Under the old system, customers used electricity for a month, got billed for it later and were asked to pay in one lump sum. The new technologically advanced system used a pay-as-you-go model — customers would visit a kiosk, pay for as much or as little power as they wanted and get a code to type into their in-home meter.
“So you go to the corner shop, you pay $10, enter the code and now you’ve got 50 kilowatt hours of electricity,” Ricket said. “The meter counts down to zero, and then the lights shut off. It fit with the ability of people to know how much they were spending, and their desire to pay for it in small increments.”
Between 2009 and 2011, Ricket took that idea and applied it to another type of hardware, helping San Francisco start-up d.light design develop a pay-as-you-go model for solar lighting kits sold in India and East Africa.

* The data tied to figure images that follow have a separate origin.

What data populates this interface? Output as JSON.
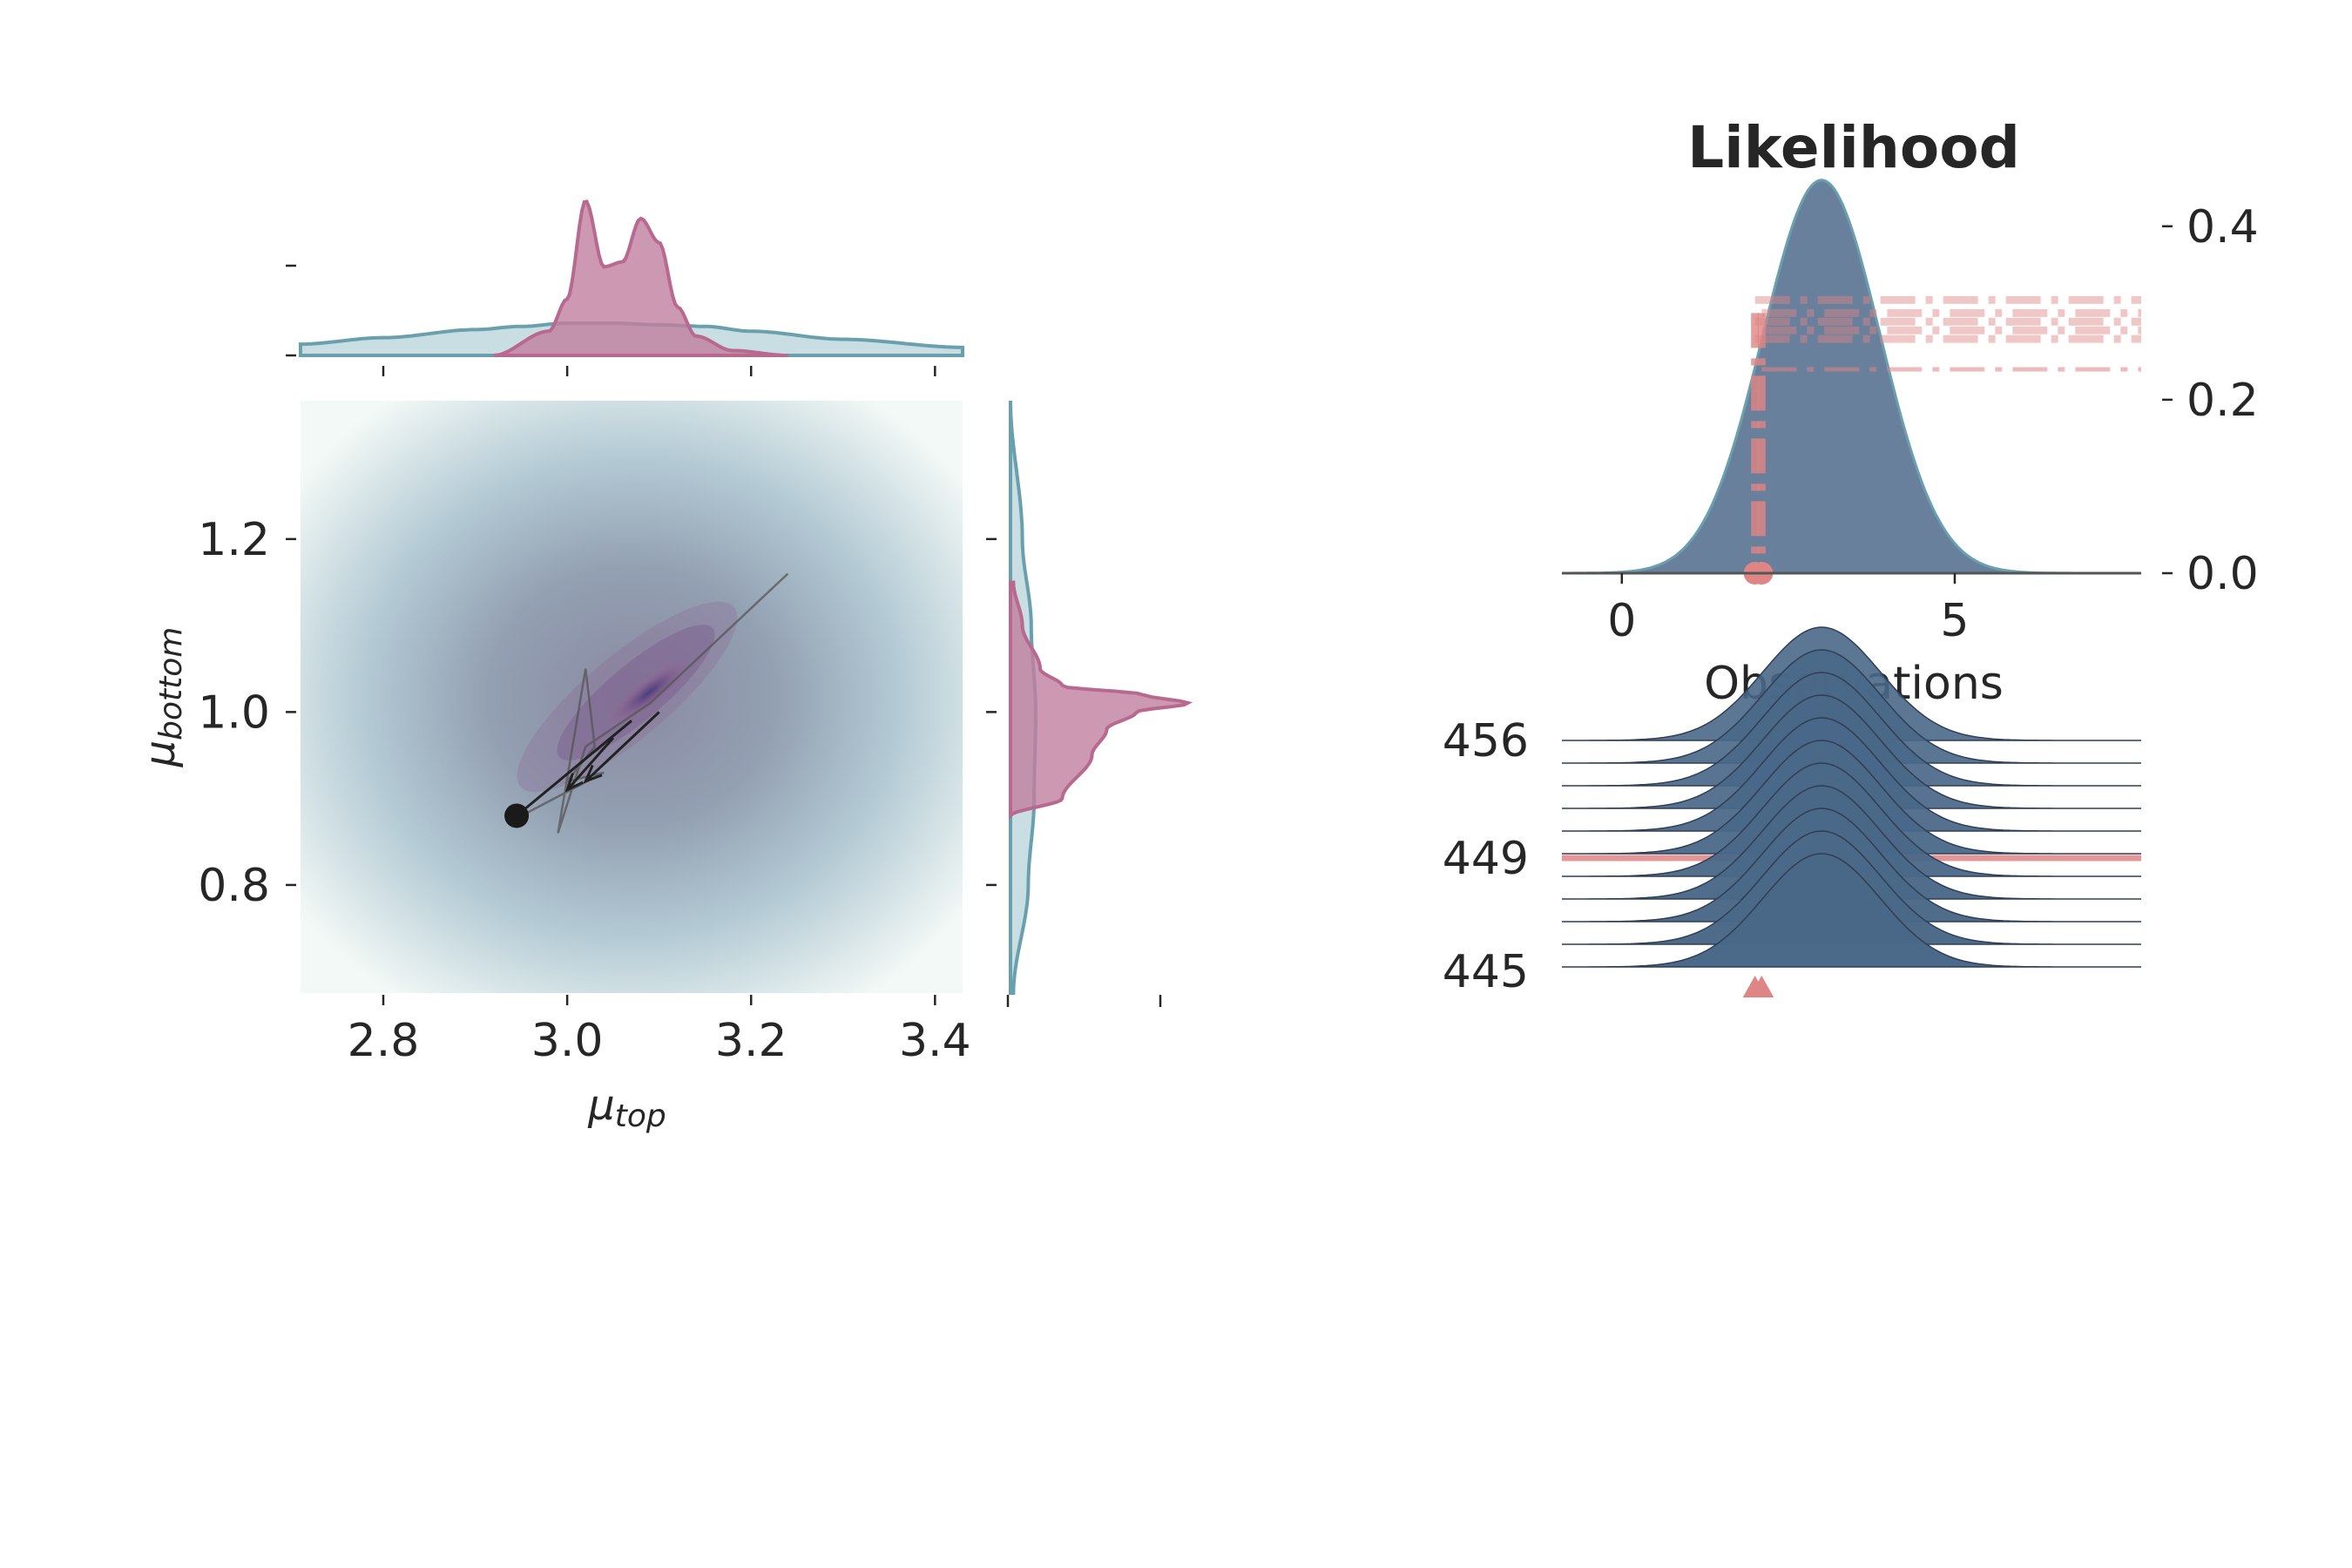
{
  "colors": {
    "posterior": "#b8698f",
    "posterior_fill": "#c07e9e",
    "prior": "#6aa0ae",
    "prior_fill": "#b7d3da",
    "likelihood_fill": "#5c7594",
    "ridge_fill": "#4a6888",
    "observation": "#e08585",
    "text": "#262626"
  },
  "chart_data": [
    {
      "type": "scatter",
      "panel": "joint posterior",
      "xlabel_main": "μ",
      "xlabel_sub": "top",
      "ylabel_main": "μ",
      "ylabel_sub": "bottom",
      "xlim": [
        2.71,
        3.43
      ],
      "ylim": [
        0.675,
        1.36
      ],
      "x_ticks": [
        "2.8",
        "3.0",
        "3.2",
        "3.4"
      ],
      "x_tick_values": [
        2.8,
        3.0,
        3.2,
        3.4
      ],
      "y_ticks": [
        "0.8",
        "1.0",
        "1.2"
      ],
      "y_tick_values": [
        0.8,
        1.0,
        1.2
      ],
      "background": "prior density (mean 3.08, 1.02)",
      "trace": [
        {
          "x": 3.24,
          "y": 1.16
        },
        {
          "x": 3.09,
          "y": 1.01
        },
        {
          "x": 3.02,
          "y": 0.96
        },
        {
          "x": 2.99,
          "y": 0.86
        },
        {
          "x": 3.02,
          "y": 1.05
        },
        {
          "x": 3.03,
          "y": 0.96
        },
        {
          "x": 3.0,
          "y": 0.92
        },
        {
          "x": 3.04,
          "y": 0.93
        },
        {
          "x": 2.95,
          "y": 0.88
        }
      ],
      "arrows": [
        {
          "from": [
            3.1,
            1.0
          ],
          "to": [
            3.02,
            0.92
          ]
        },
        {
          "from": [
            3.05,
            0.97
          ],
          "to": [
            3.0,
            0.91
          ]
        }
      ],
      "current_point": {
        "x": 2.945,
        "y": 0.88
      }
    },
    {
      "type": "area",
      "panel": "marginal mu_top",
      "x_ticks": [
        2.8,
        3.0,
        3.2,
        3.4
      ],
      "series": [
        {
          "x": [
            2.71,
            2.8,
            2.9,
            2.95,
            3.0,
            3.05,
            3.1,
            3.15,
            3.2,
            3.3,
            3.43
          ],
          "values": [
            0.07,
            0.11,
            0.16,
            0.18,
            0.2,
            0.2,
            0.19,
            0.18,
            0.15,
            0.1,
            0.05
          ]
        },
        {
          "x": [
            2.92,
            2.98,
            3.0,
            3.02,
            3.04,
            3.06,
            3.08,
            3.1,
            3.12,
            3.14,
            3.18,
            3.24
          ],
          "values": [
            0.0,
            0.15,
            0.35,
            0.96,
            0.55,
            0.58,
            0.85,
            0.7,
            0.3,
            0.12,
            0.03,
            0.0
          ]
        }
      ]
    },
    {
      "type": "area",
      "panel": "marginal mu_bottom",
      "series": [
        {
          "y": [
            0.675,
            0.8,
            0.9,
            1.0,
            1.1,
            1.2,
            1.36
          ],
          "values": [
            0.02,
            0.12,
            0.16,
            0.17,
            0.14,
            0.08,
            0.0
          ]
        },
        {
          "y": [
            0.88,
            0.9,
            0.95,
            0.98,
            1.0,
            1.01,
            1.02,
            1.03,
            1.05,
            1.1,
            1.15
          ],
          "values": [
            0.0,
            0.35,
            0.55,
            0.65,
            0.85,
            1.2,
            0.9,
            0.35,
            0.2,
            0.08,
            0.02
          ]
        }
      ]
    },
    {
      "type": "area",
      "panel": "likelihood",
      "title": "Likelihood",
      "xlabel": "Observations",
      "x_ticks": [
        0,
        5
      ],
      "xlim": [
        -0.9,
        7.8
      ],
      "y_ticks": [
        "0.0",
        "0.2",
        "0.4"
      ],
      "y_tick_values": [
        0.0,
        0.2,
        0.4
      ],
      "ylim": [
        0,
        0.455
      ],
      "likelihood": {
        "mean": 3.0,
        "sd": 0.88
      },
      "observations": [
        2.0,
        2.1
      ],
      "dashdot_levels": [
        0.315,
        0.3,
        0.29,
        0.28,
        0.27,
        0.235
      ]
    },
    {
      "type": "area",
      "panel": "likelihood ridgeline",
      "y_ticks": [
        "456",
        "449",
        "445"
      ],
      "ridges": 11,
      "mean": 3.0,
      "sd": 0.88,
      "observation_marker": 2.1
    }
  ]
}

The kits sell for about $200, which is more than most of its customers — families who still use kerosene to light their homes — could afford upfront. Instead of selling the kits on credit, d.light opted for a pay-as-you-go approach, allowing customers to pay $25 upfront, then about 40 cents a day. To get customers to keep making those daily payments, Ricket and others needed to figure out a way to remotely disable the product.

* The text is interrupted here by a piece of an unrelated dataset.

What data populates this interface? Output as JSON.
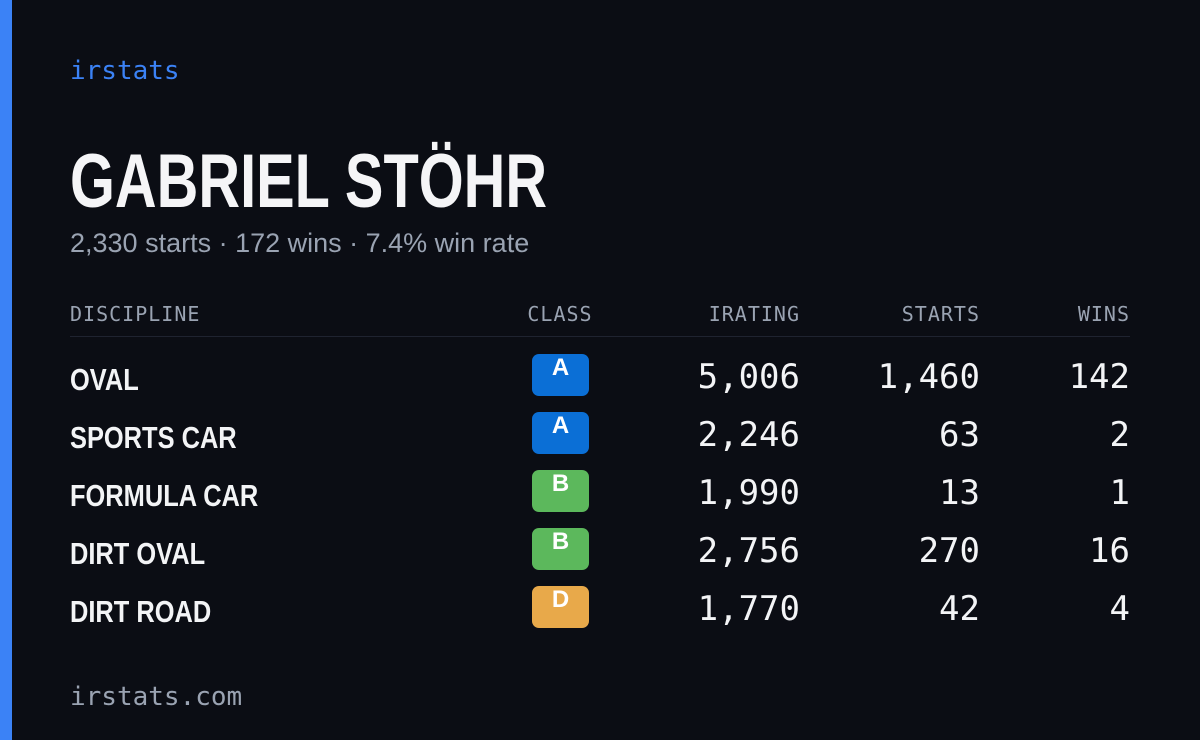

“We had to make the lights turn off so that people would pay,” he said. “People don’t have access to credit, so you have to bake this system into the hardware.”

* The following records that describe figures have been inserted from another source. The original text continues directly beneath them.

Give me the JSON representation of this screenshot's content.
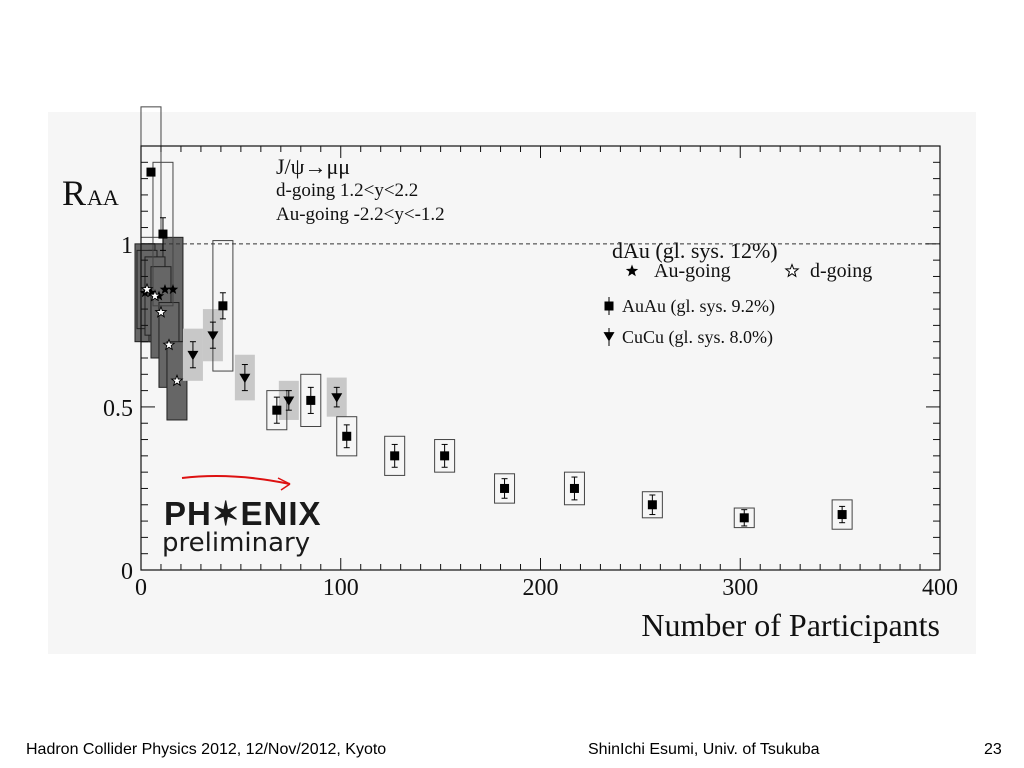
{
  "footer": {
    "left": "Hadron Collider Physics 2012, 12/Nov/2012, Kyoto",
    "center": "ShinIchi Esumi, Univ. of Tsukuba",
    "page": "23"
  },
  "logo": {
    "word": "PH✶ENIX",
    "sub": "preliminary"
  },
  "chart_data": {
    "type": "scatter",
    "xlabel": "Number of Participants",
    "ylabel": "R_AA",
    "xlim": [
      0,
      400
    ],
    "ylim": [
      0,
      1.3
    ],
    "x_ticks": [
      "0",
      "100",
      "200",
      "300",
      "400"
    ],
    "y_ticks": [
      "0",
      "0.5",
      "1"
    ],
    "reference_line": 1,
    "annotations": [
      "J/ψ→μμ",
      "d-going 1.2<y<2.2",
      "Au-going -2.2<y<-1.2"
    ],
    "legend": {
      "group_title": "dAu (gl. sys. 12%)",
      "entries": [
        "Au-going",
        "d-going",
        "AuAu (gl. sys. 9.2%)",
        "CuCu (gl. sys. 8.0%)"
      ],
      "placement": "top-right"
    },
    "colors": {
      "dAu_sys": "#666666",
      "CuCu_sys": "#c8c8c8",
      "markers": "#000000"
    },
    "series": [
      {
        "name": "AuAu (gl. sys. 9.2%)",
        "marker": "square",
        "points": [
          {
            "x": 5,
            "y": 1.22,
            "err": 0.0,
            "sys": 0.2
          },
          {
            "x": 11,
            "y": 1.03,
            "err": 0.05,
            "sys": 0.22
          },
          {
            "x": 41,
            "y": 0.81,
            "err": 0.04,
            "sys": 0.2
          },
          {
            "x": 68,
            "y": 0.49,
            "err": 0.04,
            "sys": 0.06
          },
          {
            "x": 85,
            "y": 0.52,
            "err": 0.04,
            "sys": 0.08
          },
          {
            "x": 103,
            "y": 0.41,
            "err": 0.035,
            "sys": 0.06
          },
          {
            "x": 127,
            "y": 0.35,
            "err": 0.035,
            "sys": 0.06
          },
          {
            "x": 152,
            "y": 0.35,
            "err": 0.035,
            "sys": 0.05
          },
          {
            "x": 182,
            "y": 0.25,
            "err": 0.03,
            "sys": 0.045
          },
          {
            "x": 217,
            "y": 0.25,
            "err": 0.035,
            "sys": 0.05
          },
          {
            "x": 256,
            "y": 0.2,
            "err": 0.03,
            "sys": 0.04
          },
          {
            "x": 302,
            "y": 0.16,
            "err": 0.025,
            "sys": 0.03
          },
          {
            "x": 351,
            "y": 0.17,
            "err": 0.025,
            "sys": 0.045
          }
        ]
      },
      {
        "name": "CuCu (gl. sys. 8.0%)",
        "marker": "triangle-down",
        "points": [
          {
            "x": 26,
            "y": 0.66,
            "err": 0.04,
            "sys": 0.08
          },
          {
            "x": 36,
            "y": 0.72,
            "err": 0.04,
            "sys": 0.08
          },
          {
            "x": 52,
            "y": 0.59,
            "err": 0.04,
            "sys": 0.07
          },
          {
            "x": 74,
            "y": 0.52,
            "err": 0.03,
            "sys": 0.06
          },
          {
            "x": 98,
            "y": 0.53,
            "err": 0.03,
            "sys": 0.06
          }
        ]
      },
      {
        "name": "Au-going",
        "marker": "star-filled",
        "points": [
          {
            "x": 2,
            "y": 0.85,
            "sys": 0.15
          },
          {
            "x": 5,
            "y": 0.85,
            "sys": 0.15
          },
          {
            "x": 9,
            "y": 0.84,
            "sys": 0.14
          },
          {
            "x": 12,
            "y": 0.86,
            "sys": 0.14
          },
          {
            "x": 16,
            "y": 0.86,
            "sys": 0.16
          }
        ]
      },
      {
        "name": "d-going",
        "marker": "star-open",
        "points": [
          {
            "x": 3,
            "y": 0.86,
            "sys": 0.12
          },
          {
            "x": 7,
            "y": 0.84,
            "sys": 0.12
          },
          {
            "x": 10,
            "y": 0.79,
            "sys": 0.14
          },
          {
            "x": 14,
            "y": 0.69,
            "sys": 0.13
          },
          {
            "x": 18,
            "y": 0.58,
            "sys": 0.12
          }
        ]
      }
    ]
  }
}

Indeed, in much of the developing world, there’s little or no formal credit scoring system, opening the door for pay-as-you-go systems or for new kinds of credit scoring that look nothing like American FICO scores, said Shivany Siroya, chief executive of Tala, a Santa Monica start-up that offers small loans to customers in Kenya, Tanzania and the Philippines.
Tala underwrites its loans based on, among other factors, information gleaned from borrowers’ phones — when they make calls and how a customer’s phonebook is organized. Other start-ups are taking a similar approach, all because there’s little if any traditional credit information available.
“People do not have what we call a financial identity,” Siryoya said. “The issue is not just the fact they don’t have a credit history with a bureau, but they don’t have the equivalent of a Social Security number or a national ID.”
The challenges in the United States aren’t nearly as severe, but, according to federal estimates, there are as many as 45 million Americans with little or no credit history, creating a large and enticing market for investors.
PayJoy, which is backed by venture capital firms including New York’s Union Square Ventures and Hollywood’s Core Innovation Capital, started offering its smartphone leases last year in Los Angeles and the Bay Area and has since expanded into Florida and Texas. Ricket said PayJoy leases are available through several hundred prepaid phone shops.
For now, PayJoy only works with phones running Google’s Android operating system, though Ricket said he hopes to eventually be able to offer leases for iPhones as well. To qualify for a PayJoy lease, customers need to present a government-issued ID — a foreign drivers license will work — and have a Facebook account, which PayJoy uses to verify customers’ identity.
When customers want to finance a phone through PayJoy, the store installs PayJoy’s software and takes a down payment of between 20% and 30% of the phone’s retail price. Customers then make fixed monthly payments for anywhere from three months to a year. Depending on the length of the lease, customers can end up paying as much as 50% more than the retail price of their phone.
That’s pricey compared with the interest-free financing customers with decent credit can get from major phone carriers, but much less expensive than competitors’ lease plans, which can more than double the price of a phone.
Ricket said he hopes to be able to offer cheaper plans once the company is more established and can convince investors that customers are likely to keep paying for their phones.